Rolle des Niederschlags
Da der Main von Ost nach West fließt, bekommt das gesamte Einzugsgebiet bei Regenfronten, die von West nach Ost ziehen ab, Niederschlag ab. Es hängt nun davon ab, wo es am längsten und stärksten regnet, aber tendenziell werden die stromabwärtigen Zuflüsse (Tauber, Fränkische Saale) rascher steigen als die stromaufwärtigen Zuflüsse. Alleine dadurch ergibt sich eine zeitversetzte Scheitelwelle.

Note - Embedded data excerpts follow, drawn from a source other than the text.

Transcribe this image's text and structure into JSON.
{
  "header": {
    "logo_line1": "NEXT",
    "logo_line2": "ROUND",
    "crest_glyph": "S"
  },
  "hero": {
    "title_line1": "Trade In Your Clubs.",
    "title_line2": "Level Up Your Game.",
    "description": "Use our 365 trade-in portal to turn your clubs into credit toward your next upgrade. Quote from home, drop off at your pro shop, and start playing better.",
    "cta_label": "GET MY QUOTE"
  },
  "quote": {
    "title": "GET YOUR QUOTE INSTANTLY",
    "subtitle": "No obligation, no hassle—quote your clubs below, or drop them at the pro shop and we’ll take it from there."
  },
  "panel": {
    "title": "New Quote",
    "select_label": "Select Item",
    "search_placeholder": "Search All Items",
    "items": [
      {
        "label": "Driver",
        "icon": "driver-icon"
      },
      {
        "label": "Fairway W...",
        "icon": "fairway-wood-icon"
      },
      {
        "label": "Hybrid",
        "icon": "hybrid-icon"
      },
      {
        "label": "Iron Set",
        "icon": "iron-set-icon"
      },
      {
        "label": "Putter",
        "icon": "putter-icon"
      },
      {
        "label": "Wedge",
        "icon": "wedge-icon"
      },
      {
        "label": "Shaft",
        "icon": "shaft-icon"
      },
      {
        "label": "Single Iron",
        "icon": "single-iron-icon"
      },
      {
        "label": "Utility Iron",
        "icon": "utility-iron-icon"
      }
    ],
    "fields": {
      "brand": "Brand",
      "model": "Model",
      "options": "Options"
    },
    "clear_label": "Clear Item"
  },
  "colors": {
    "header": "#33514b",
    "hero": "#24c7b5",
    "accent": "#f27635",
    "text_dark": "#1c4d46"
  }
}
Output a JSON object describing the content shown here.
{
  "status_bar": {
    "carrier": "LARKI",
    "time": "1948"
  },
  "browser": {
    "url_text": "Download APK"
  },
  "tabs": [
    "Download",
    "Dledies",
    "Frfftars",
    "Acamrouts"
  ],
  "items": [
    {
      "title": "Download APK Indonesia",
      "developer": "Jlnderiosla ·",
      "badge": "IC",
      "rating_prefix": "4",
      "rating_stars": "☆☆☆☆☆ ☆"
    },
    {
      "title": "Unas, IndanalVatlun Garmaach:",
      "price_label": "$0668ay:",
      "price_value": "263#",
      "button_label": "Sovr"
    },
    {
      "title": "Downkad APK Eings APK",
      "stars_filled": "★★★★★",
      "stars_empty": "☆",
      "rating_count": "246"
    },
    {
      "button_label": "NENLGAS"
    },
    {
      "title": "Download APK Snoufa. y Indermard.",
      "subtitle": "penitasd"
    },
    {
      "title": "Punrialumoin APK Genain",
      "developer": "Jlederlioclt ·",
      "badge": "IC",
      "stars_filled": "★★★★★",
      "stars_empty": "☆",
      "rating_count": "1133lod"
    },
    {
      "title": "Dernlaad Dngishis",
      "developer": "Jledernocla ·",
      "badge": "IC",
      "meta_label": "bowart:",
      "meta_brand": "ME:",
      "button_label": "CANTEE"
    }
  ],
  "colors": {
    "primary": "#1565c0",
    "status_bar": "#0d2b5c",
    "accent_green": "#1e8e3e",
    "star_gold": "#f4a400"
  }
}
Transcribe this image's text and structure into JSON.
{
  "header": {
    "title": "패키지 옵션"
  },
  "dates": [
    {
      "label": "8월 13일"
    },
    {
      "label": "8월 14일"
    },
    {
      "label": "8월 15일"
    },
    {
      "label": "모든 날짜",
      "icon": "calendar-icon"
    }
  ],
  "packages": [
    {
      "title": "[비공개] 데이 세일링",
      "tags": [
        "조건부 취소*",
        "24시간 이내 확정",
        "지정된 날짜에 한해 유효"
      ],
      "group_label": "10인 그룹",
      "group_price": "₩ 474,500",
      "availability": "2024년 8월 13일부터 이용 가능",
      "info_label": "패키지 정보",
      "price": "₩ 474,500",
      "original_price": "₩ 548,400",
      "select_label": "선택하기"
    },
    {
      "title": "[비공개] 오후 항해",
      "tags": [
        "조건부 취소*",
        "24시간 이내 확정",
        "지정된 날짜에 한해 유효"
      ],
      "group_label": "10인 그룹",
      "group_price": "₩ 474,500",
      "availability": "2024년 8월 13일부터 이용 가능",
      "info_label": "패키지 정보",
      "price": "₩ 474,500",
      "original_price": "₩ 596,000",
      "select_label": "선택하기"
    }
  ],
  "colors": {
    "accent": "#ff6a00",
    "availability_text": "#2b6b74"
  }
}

In den meisten Fällen ist die erste Welle schon durch, ehe die zweite nachkommt. Dann kann sich auch eine stärkere, zweite Welle relativ schnell in Wohlgefallen auflösen, wenn weiter stromabwärts die Wasserstände schon am Sinken sind.
Auch macht sich Tauwetter am ehesten in den stromabwärtigen Zuflussgebieten bemerkbar, die von der Höhenlage niedriger sind (Odenwald, Spessart, Steigerwald) und wo die Kaltluft meist schneller ausgeräumt wird als speziell östlich der Regnitz (Fränkische Schweiz) und am Obermain (Fichtelgebirge, Frankenwald, Thüringer Wald).
Das stark verzögerte, manchmal unerwartet träge Tauwetter am Obermain kann eine Schlüsselrolle spielen, ob ein markantes Hochwasser am Main auftritt oder nicht.